In this way you only need to stub the methods you actually use, and the task is manageable. Trying to annotate the whole warcio codebase is quite a task, although this approach gets you a long way.

At the end with a little work annotating the library you get some notion of type safety. Of course if you get the types wrong in the stub, particularly the return types, it may pass typecheck but still be wrong. Another gradually typed language, Typed Racket, installs contracts at the boundaries between typed and untyped code, actually asserting the types are correct. This could be a way to get assurance you’re picking up wrong types early.

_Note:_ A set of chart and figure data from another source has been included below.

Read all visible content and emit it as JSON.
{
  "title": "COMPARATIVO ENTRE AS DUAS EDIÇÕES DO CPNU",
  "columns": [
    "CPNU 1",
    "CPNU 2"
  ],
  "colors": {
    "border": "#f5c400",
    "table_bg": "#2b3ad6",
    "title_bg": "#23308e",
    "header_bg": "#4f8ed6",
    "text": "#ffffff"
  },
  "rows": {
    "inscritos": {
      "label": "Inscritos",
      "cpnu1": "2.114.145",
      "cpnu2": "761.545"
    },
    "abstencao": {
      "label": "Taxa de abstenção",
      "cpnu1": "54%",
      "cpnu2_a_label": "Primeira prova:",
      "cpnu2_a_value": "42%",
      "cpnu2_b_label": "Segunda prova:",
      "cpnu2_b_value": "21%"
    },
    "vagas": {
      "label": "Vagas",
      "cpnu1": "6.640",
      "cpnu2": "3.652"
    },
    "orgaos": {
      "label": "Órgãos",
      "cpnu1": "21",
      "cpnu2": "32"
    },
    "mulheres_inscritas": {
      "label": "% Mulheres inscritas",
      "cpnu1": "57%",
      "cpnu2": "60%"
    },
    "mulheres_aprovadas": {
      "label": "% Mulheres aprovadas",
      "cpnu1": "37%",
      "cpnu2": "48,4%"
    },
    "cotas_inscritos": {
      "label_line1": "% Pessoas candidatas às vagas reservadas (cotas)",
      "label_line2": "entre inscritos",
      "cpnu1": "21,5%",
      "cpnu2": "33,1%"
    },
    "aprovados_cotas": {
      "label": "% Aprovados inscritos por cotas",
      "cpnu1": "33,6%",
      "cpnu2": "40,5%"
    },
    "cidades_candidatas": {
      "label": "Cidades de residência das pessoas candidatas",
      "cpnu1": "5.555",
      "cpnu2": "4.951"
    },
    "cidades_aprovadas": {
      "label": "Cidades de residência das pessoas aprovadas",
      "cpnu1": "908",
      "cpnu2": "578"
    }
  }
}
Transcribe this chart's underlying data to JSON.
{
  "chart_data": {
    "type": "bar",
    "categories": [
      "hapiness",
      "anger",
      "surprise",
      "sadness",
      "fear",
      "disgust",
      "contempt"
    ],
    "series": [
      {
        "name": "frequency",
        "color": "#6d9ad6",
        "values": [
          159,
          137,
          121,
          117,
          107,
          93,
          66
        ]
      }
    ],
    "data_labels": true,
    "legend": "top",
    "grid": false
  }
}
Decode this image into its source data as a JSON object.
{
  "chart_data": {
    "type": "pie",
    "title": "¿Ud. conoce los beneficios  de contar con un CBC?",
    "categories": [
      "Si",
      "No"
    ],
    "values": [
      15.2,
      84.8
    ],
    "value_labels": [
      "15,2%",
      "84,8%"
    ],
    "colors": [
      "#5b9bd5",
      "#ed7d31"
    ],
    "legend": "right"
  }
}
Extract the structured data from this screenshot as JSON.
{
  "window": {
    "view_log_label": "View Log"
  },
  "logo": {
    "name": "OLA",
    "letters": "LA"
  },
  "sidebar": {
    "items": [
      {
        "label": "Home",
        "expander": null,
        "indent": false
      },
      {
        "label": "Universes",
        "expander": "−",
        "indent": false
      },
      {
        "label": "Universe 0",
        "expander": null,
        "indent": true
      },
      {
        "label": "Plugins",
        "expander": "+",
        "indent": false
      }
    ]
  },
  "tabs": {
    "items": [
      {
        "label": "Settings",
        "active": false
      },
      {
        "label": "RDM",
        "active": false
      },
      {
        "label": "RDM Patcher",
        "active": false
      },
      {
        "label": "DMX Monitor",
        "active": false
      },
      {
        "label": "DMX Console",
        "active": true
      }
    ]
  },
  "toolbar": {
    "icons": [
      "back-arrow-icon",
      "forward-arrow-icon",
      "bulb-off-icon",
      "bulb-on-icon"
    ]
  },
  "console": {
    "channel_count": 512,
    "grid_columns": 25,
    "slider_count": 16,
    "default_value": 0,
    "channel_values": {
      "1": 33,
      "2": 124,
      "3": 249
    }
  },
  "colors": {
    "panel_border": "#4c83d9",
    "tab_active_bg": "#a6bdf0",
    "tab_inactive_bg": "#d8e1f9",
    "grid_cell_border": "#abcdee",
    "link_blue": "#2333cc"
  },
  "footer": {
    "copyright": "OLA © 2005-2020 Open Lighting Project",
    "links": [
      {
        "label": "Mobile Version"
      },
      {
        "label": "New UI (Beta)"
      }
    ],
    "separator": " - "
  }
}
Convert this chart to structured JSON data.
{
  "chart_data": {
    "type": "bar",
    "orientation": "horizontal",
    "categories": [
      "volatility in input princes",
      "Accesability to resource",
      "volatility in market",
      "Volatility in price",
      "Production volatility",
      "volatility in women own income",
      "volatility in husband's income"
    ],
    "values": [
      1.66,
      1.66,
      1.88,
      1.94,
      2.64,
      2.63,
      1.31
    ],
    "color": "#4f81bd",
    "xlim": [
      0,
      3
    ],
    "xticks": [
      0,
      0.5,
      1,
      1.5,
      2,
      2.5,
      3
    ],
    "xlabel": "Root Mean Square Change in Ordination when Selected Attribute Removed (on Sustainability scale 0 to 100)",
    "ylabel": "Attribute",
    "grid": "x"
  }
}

To get an idea of how type checking can help in this same codebase I was calculating the end byte given an offset and a length; end_byte = start_byte + length. This was then formatted into a string f"{start_byte}-{end_byte}". Unfortunately start_byte and length were strings, so the code ran fine but it concatenated the strings rather than adding their numbers. A type check would have caught this early and clearly pointed out the problem, rather than leaving me scratching my head for a while working out what happened.